Canelo Alvarez was a huge favorite entering Saturday’s bout against William Scull with BetMGM’s odds at -3000, and the Mexican superstar delivered, cruising to a unanimous 12-round decision to become the undisputed 168-pound champion for the second time.
The fight in Riyadh, Saudi Arabia, which was early Sunday morning local time, was a sluggish affair with only 445 punches thrown, according to CompuBox. It is the fewest combined punches in a 12-round fight in CompuBox’s 40-year history.
“It was a boring fight,” Alvarez said in his post-match comments. “A fighter not trying to win and just trying to survive. I hate those kind of fighters.”
The win locked up a Sept. 12 showdown against Terence Crawford at Allegiant Stadium in Las Vegas that will be one of the biggest fights in recent boxing history. Crawford was in attendance in Riyadh, and after the bout, he immediately entered the ring for a faceoff with Alvarez.
“Crawford is one of the best out there,” Alvarez said. “I like to share the ring with that kind of fighter.”
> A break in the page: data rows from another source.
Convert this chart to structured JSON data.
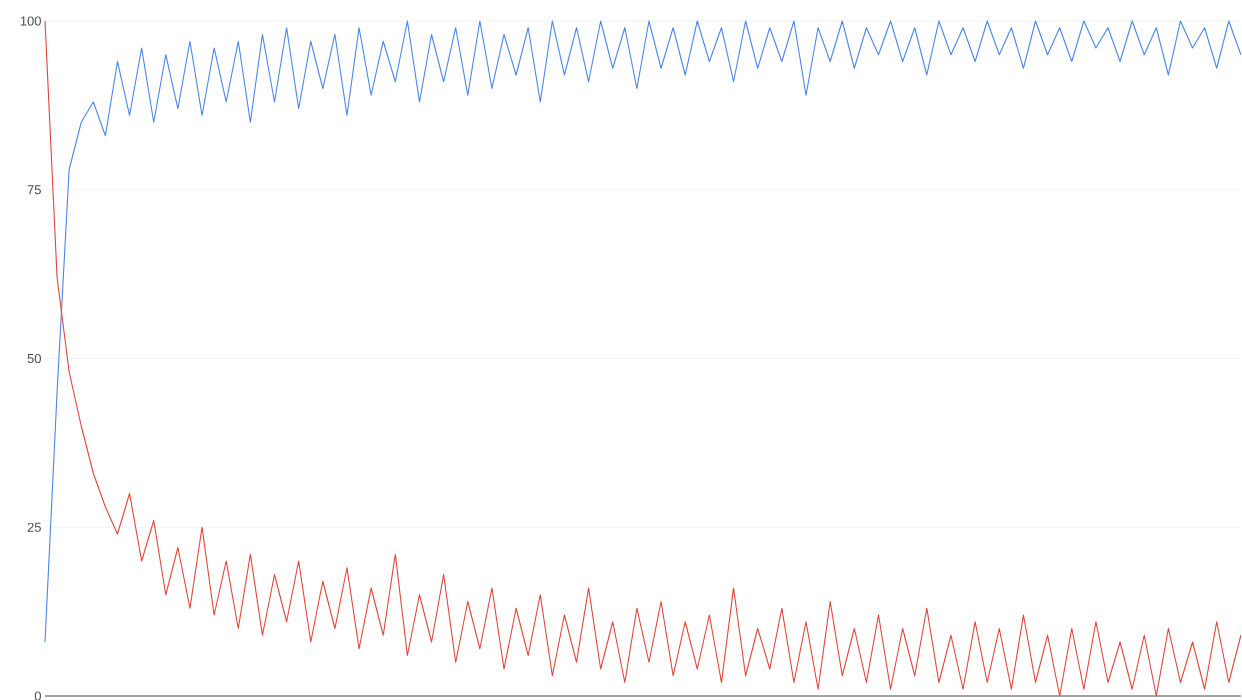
{
  "chart_data": {
    "type": "line",
    "categories": [
      null,
      null,
      null,
      null,
      null,
      null,
      null,
      null,
      null,
      null,
      null,
      null,
      null,
      null,
      null,
      null,
      null,
      null,
      null,
      null,
      null,
      null,
      null,
      null,
      null,
      null,
      null,
      null,
      null,
      null,
      null,
      null,
      null,
      null,
      null,
      null,
      null,
      null,
      null,
      null,
      null,
      null,
      null,
      null,
      null,
      null,
      null,
      null,
      null,
      null,
      null,
      null,
      null,
      null,
      null,
      null,
      null,
      null,
      null,
      null,
      null,
      null,
      null,
      null,
      null,
      null,
      null,
      null,
      null,
      null,
      null,
      null,
      null,
      null,
      null,
      null,
      null,
      null,
      null,
      null,
      null,
      null,
      null,
      null,
      null,
      null,
      null,
      null,
      null,
      null,
      null,
      null,
      null,
      null,
      null,
      null,
      null,
      null,
      null,
      null
    ],
    "series": [
      {
        "color": "#4a86e8",
        "values": [
          8,
          45,
          78,
          85,
          88,
          83,
          94,
          86,
          96,
          85,
          95,
          87,
          97,
          86,
          96,
          88,
          97,
          85,
          98,
          88,
          99,
          87,
          97,
          90,
          98,
          86,
          99,
          89,
          97,
          91,
          100,
          88,
          98,
          91,
          99,
          89,
          100,
          90,
          98,
          92,
          99,
          88,
          100,
          92,
          99,
          91,
          100,
          93,
          99,
          90,
          100,
          93,
          99,
          92,
          100,
          94,
          99,
          91,
          100,
          93,
          99,
          94,
          100,
          89,
          99,
          94,
          100,
          93,
          99,
          95,
          100,
          94,
          99,
          92,
          100,
          95,
          99,
          94,
          100,
          95,
          99,
          93,
          100,
          95,
          99,
          94,
          100,
          96,
          99,
          94,
          100,
          95,
          99,
          92,
          100,
          96,
          99,
          93,
          100,
          95
        ]
      },
      {
        "color": "#e0453c",
        "values": [
          100,
          62,
          48,
          40,
          33,
          28,
          24,
          30,
          20,
          26,
          15,
          22,
          13,
          25,
          12,
          20,
          10,
          21,
          9,
          18,
          11,
          20,
          8,
          17,
          10,
          19,
          7,
          16,
          9,
          21,
          6,
          15,
          8,
          18,
          5,
          14,
          7,
          16,
          4,
          13,
          6,
          15,
          3,
          12,
          5,
          16,
          4,
          11,
          2,
          13,
          5,
          14,
          3,
          11,
          4,
          12,
          2,
          16,
          3,
          10,
          4,
          13,
          2,
          11,
          1,
          14,
          3,
          10,
          2,
          12,
          1,
          10,
          3,
          13,
          2,
          9,
          1,
          11,
          2,
          10,
          1,
          12,
          2,
          9,
          0,
          10,
          1,
          11,
          2,
          8,
          1,
          9,
          0,
          10,
          2,
          8,
          1,
          11,
          2,
          9
        ]
      }
    ],
    "ylim": [
      0,
      100
    ],
    "yticks": [
      0,
      25,
      50,
      75,
      100
    ],
    "grid": "y",
    "tick_labels": "y",
    "marker": "none",
    "line_style": "solid"
  }
}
The Scull fight marked Canelo’s first outside of North America, and the location was no accident. In February, Alcarez signed a four-fight deal with Turki Alalshikh, the head of Riyadh Season and chairman of Saudi Arabia’s General Entertainment Authority. The package is worth a reported $400 million. Sportico could not confirm Canelo’s Saturday payout ahead of the bout.
Saudi Arabia has leaned hard into boxing behind Alalshikh, who is launching a boxing promotion with UFC parent TKO Group Holdings and Sela, an entertainment subsidiary of Saudi Arabia’s Public Investment Fund.
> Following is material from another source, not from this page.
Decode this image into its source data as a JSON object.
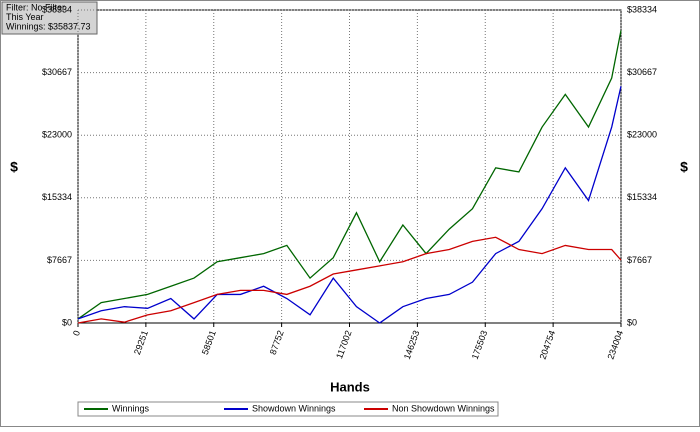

Last year, Alalshikh brought Oleksandr Usyk and Tyson Fury to Saudi Arabia for a pair of fights that earned each boxer well over $100 million. They ranked third (Fury, $147 million) and seventh (Usyk, $122 million) in Sportico’s 100 highest-paid athletes of 2024. Alvarez ranked No. 20 at $73 million, including $8 million in endorsements.
Cinco de Mayo annually represents boxing’s biggest weekend, and Alvarez, who inherited the mantle of boxing’s biggest pay-per-view star from Floyd Mayweather and Manny Pacquiao, has now been featured in 11 of them.
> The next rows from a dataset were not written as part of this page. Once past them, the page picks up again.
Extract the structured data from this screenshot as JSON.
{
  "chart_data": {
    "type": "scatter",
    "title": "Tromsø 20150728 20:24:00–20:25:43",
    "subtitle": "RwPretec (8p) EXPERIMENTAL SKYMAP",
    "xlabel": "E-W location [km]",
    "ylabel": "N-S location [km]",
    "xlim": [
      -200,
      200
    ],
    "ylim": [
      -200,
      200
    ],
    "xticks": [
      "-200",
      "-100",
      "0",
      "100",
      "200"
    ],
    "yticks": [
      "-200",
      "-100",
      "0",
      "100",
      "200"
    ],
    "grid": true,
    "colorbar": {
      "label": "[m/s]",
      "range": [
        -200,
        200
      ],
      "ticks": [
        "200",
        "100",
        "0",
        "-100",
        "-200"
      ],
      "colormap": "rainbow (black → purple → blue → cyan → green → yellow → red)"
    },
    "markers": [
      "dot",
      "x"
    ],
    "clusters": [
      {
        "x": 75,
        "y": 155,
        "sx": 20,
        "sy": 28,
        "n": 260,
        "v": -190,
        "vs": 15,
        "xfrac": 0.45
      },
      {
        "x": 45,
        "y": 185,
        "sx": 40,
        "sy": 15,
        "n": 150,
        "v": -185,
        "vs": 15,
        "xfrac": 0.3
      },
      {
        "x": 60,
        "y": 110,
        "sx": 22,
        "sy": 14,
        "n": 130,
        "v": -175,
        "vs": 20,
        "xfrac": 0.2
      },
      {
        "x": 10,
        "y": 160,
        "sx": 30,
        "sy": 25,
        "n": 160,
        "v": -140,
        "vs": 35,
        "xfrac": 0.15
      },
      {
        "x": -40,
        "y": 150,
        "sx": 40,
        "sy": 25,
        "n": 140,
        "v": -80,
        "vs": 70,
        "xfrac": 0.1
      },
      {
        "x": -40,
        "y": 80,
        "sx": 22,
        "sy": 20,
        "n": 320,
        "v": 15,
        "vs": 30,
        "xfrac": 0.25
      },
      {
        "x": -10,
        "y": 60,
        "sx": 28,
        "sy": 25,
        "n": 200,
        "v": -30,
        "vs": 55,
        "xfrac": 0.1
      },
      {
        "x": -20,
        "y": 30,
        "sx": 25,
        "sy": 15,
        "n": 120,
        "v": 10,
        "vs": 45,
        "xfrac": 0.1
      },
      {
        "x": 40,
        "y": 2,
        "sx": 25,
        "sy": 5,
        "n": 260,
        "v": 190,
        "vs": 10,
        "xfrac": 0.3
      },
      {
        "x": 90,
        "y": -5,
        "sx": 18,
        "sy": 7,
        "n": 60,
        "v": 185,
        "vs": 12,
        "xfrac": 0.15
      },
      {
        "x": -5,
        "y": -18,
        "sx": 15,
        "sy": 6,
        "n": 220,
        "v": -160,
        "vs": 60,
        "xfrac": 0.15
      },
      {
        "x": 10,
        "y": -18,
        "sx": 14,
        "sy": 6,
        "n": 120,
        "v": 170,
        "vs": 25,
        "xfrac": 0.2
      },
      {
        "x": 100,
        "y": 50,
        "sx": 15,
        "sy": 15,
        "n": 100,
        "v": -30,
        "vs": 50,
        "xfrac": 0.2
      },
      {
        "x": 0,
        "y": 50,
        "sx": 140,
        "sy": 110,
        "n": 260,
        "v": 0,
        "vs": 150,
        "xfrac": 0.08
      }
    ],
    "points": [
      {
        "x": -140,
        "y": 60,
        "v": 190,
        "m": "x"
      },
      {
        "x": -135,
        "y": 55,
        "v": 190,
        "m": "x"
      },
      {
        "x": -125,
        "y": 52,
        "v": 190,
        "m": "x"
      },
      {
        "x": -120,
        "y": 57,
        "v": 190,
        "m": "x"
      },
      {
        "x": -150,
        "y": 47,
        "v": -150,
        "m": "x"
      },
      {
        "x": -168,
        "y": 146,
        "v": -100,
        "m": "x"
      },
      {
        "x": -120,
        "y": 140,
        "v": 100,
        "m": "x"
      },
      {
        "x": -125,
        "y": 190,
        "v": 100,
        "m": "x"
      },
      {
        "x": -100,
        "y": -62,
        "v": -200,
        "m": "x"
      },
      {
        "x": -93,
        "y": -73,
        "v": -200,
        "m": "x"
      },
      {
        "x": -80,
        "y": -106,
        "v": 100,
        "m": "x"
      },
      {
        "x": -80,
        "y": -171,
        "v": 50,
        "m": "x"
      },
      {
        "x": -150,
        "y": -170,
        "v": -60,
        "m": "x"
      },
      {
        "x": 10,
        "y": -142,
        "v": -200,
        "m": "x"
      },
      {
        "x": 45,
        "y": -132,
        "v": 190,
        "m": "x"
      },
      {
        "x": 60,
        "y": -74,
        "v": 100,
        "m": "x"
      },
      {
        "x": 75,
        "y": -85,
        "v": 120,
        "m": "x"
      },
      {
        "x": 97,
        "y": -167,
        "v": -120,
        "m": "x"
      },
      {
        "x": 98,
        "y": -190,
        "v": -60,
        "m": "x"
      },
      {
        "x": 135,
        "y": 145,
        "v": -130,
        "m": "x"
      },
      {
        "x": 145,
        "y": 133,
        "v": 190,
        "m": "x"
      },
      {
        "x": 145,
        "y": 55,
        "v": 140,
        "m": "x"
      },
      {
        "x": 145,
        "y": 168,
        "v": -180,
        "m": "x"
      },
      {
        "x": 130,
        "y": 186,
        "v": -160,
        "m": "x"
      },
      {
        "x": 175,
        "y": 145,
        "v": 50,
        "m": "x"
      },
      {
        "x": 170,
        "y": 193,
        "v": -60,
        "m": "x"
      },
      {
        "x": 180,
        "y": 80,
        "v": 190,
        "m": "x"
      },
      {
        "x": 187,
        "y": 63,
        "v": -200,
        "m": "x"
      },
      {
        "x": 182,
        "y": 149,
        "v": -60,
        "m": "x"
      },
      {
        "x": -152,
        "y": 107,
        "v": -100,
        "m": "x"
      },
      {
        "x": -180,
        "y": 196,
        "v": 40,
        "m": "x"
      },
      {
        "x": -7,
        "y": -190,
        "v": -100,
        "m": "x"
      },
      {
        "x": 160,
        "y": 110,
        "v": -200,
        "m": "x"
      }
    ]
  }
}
Alvarez, who will be 35 in July, turned pro 20 years ago, and his record stands at 63-2-2, with the only losses to Mayweather in 2013 and Dmitry Bivol in 2022. Canelo’s fight paydays have typically ranged from $35 million to $45 million over the past seven years and pushed his cumulative career earnings including endorsements through the end of 2024 to an estimated $620 million, or $730 million adjusted for inflation. The total is tied at No. 27 with George Foreman among the highest-paid athletes of all time.
Canelo’s current Saudi deal will likely push his career earnings past $1 billion.